O programa “Bom Dia trabalhador”, que ia ao ar às 6:30 horas, é especificamente produzido com a intenção maior de informar o trabalhador do campo. Exemplo disto é que nesse período, o rádio ocupa lugar de destaque na casa dos agricultores. Observando o interior das residências, buscou-se localizar o lugar destinado ao aparelho (rádio) nas comunidades do município: este permanece em destaque, já que os agricultores o deixam sobre uma prateleira de madeira construída, especificamente, para o aparelho ou possuem mesas e estantes, nas quais, este meio de comunicação tem seu espaço garantido. Olhando com mais atenção, percebeu-se que o objeto é destaque na casa do agricultor, competindo com os quadros de família e imagens sagradas. É comum, ainda hoje, a família ficar estática diante da “vinheta” que antecede o fato noticioso.

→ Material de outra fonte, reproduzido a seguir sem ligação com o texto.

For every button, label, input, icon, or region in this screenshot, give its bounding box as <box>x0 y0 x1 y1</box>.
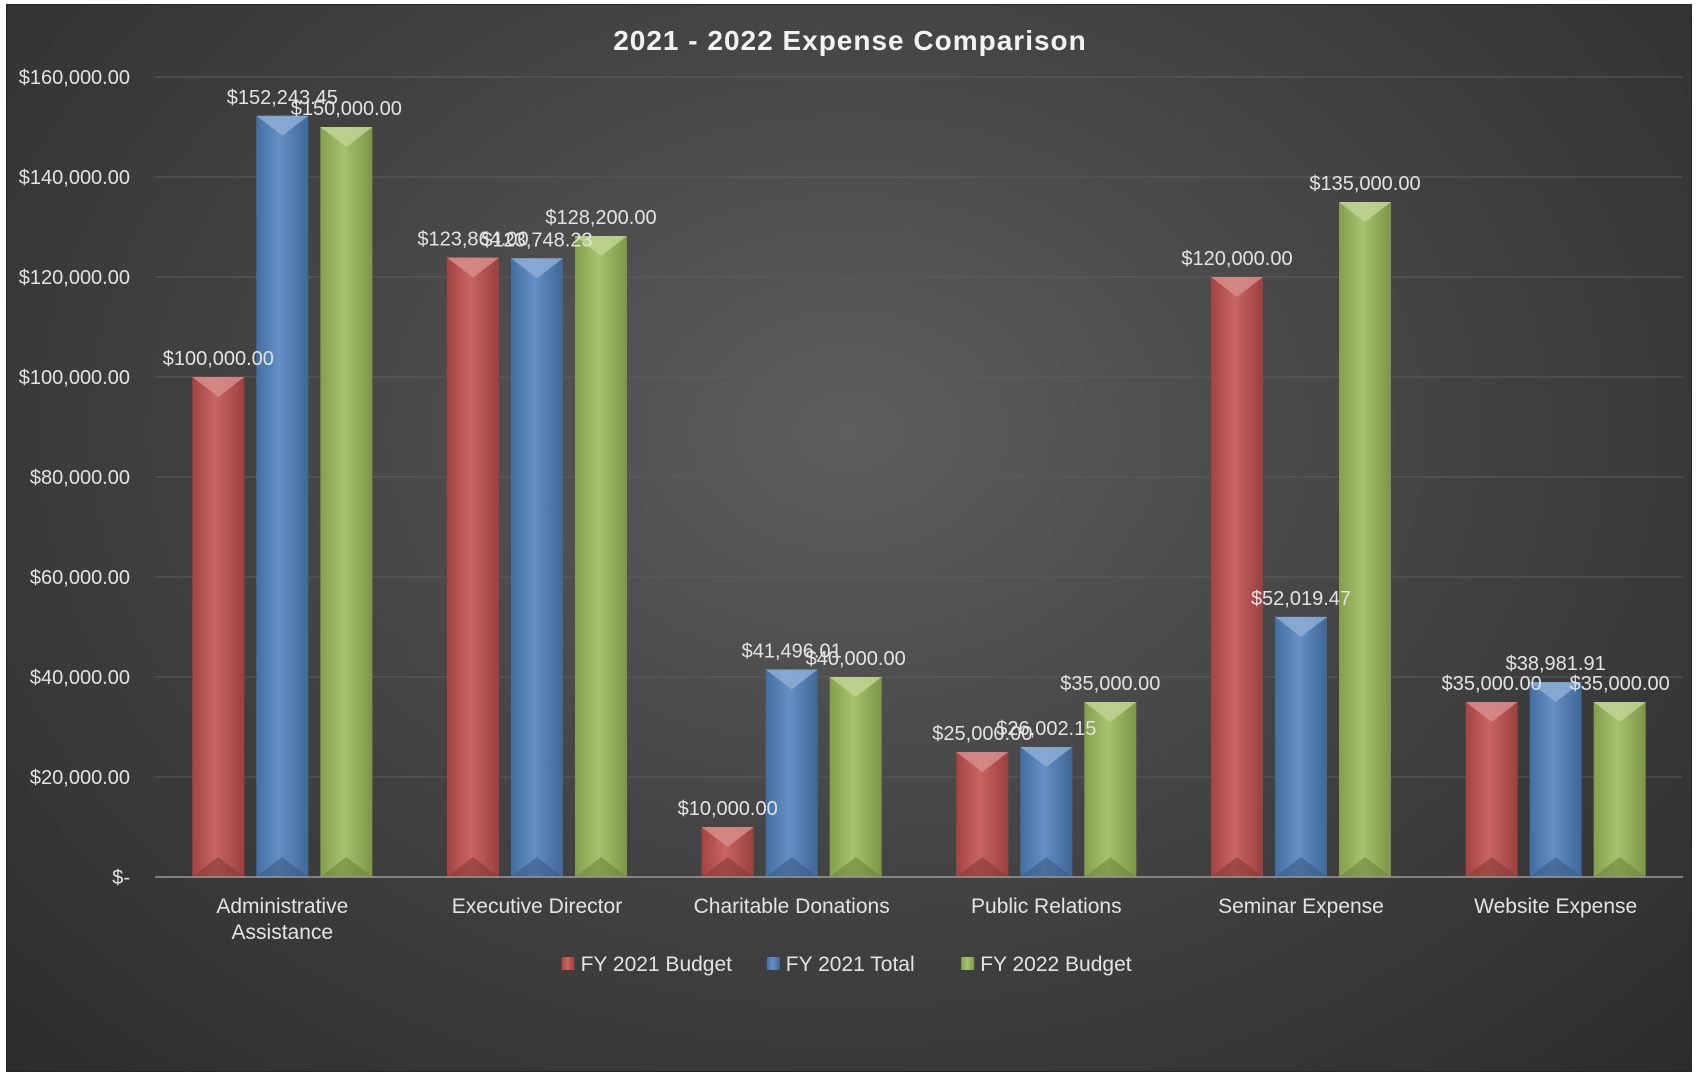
data-label: $35,000.00 <box>1570 673 1670 695</box>
bar <box>320 127 373 877</box>
bar <box>1339 202 1391 877</box>
data-label: $35,000.00 <box>1442 673 1542 695</box>
bar <box>1593 702 1646 877</box>
y-tick-label: $40,000.00 <box>30 667 130 689</box>
category-label: Assistance <box>232 921 334 944</box>
legend-item: FY 2022 Budget <box>961 953 1132 976</box>
category-label: Public Relations <box>971 895 1122 918</box>
data-label: $123,864.00 <box>417 229 528 251</box>
data-label: $128,200.00 <box>545 207 656 229</box>
data-label: $25,000.00 <box>932 723 1032 745</box>
data-label: $38,981.91 <box>1506 653 1606 675</box>
legend-label: FY 2021 Total <box>786 953 915 976</box>
data-label: $100,000.00 <box>163 348 274 370</box>
bar <box>256 115 309 877</box>
data-label: $135,000.00 <box>1309 173 1420 195</box>
category-label: Charitable Donations <box>694 895 890 918</box>
y-tick-label: $120,000.00 <box>19 267 130 289</box>
gridlines <box>155 76 1683 778</box>
data-label: $40,000.00 <box>806 648 906 670</box>
y-tick-label: $140,000.00 <box>19 167 130 189</box>
category-label: Website Expense <box>1474 895 1637 918</box>
bar <box>192 377 245 877</box>
bar <box>1020 746 1073 877</box>
bar <box>765 669 818 877</box>
bar <box>447 257 499 877</box>
legend-item: FY 2021 Budget <box>561 953 733 976</box>
bar <box>701 827 754 877</box>
bar <box>956 752 1009 877</box>
legend: FY 2021 Budget FY 2021 Total FY 2022 Budge… <box>561 953 1132 976</box>
y-tick-label: $- <box>112 867 130 889</box>
legend-label: FY 2022 Budget <box>980 953 1132 976</box>
data-label: $26,002.15 <box>996 718 1096 740</box>
data-labels: $100,000.00 $152,243.45$150,000.00 $123,86… <box>163 87 1670 820</box>
y-tick-label: $60,000.00 <box>30 567 130 589</box>
data-label: $120,000.00 <box>1181 248 1292 270</box>
data-label: $41,496.01 <box>742 641 842 663</box>
legend-swatch <box>766 957 780 970</box>
data-label: $150,000.00 <box>291 98 402 120</box>
y-tick-label: $100,000.00 <box>19 367 130 389</box>
bar <box>575 236 627 877</box>
y-tick-label: $20,000.00 <box>30 767 130 789</box>
legend-item: FY 2021 Total <box>766 953 915 976</box>
data-label: $10,000.00 <box>678 798 778 820</box>
y-tick-label: $160,000.00 <box>19 67 130 89</box>
y-tick-label: $80,000.00 <box>30 467 130 489</box>
chart-title: 2021 - 2022 Expense Comparison <box>613 25 1087 56</box>
bar-chart: $- $20,000.00 $40,000.00 $60,000.00 $80,000.… <box>19 25 1683 976</box>
chart-area: $- $20,000.00 $40,000.00 $60,000.00 $80,000.… <box>6 4 1692 1072</box>
legend-label: FY 2021 Budget <box>581 953 733 976</box>
data-label: $152,243.45 <box>227 87 338 109</box>
bar <box>1084 702 1137 877</box>
category-label: Administrative <box>216 895 348 918</box>
bar <box>1275 616 1327 877</box>
legend-swatch <box>561 957 575 970</box>
data-label: $35,000.00 <box>1060 673 1160 695</box>
data-label: $52,019.47 <box>1251 588 1351 610</box>
bars <box>192 115 1646 877</box>
data-label: $123,748.23 <box>481 229 592 251</box>
legend-swatch <box>961 957 975 970</box>
axes: $- $20,000.00 $40,000.00 $60,000.00 $80,000.… <box>19 67 1683 944</box>
bar <box>1211 277 1263 877</box>
bar <box>1529 682 1582 877</box>
bar <box>511 258 563 877</box>
bar <box>829 677 882 877</box>
bar <box>1465 702 1518 877</box>
category-label: Executive Director <box>452 895 622 918</box>
category-label: Seminar Expense <box>1218 895 1384 918</box>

No horário das 8 horas a programação retoma sua rotina. Nesse horário, os agricultores estão ocupados com seus afazeres diários no campo. Para o horário do descanso, após o almoço, não poderia faltar uma programação mais alegre e, para isto, a emissora cria o programa “Música Alemã”. Por que música alemã?

Como na região predomina a colonização alemã, o programa buscou atender a esse público; mas com o tempo ocorreram questionamentos por parte dos demais grupos, como os italianos e poloneses e a emissora de rádio, então, cedeu espaço para outras programações. Já o programa “Lar, Doce Lar” era voltado para as esposas e filhas dos agricultores.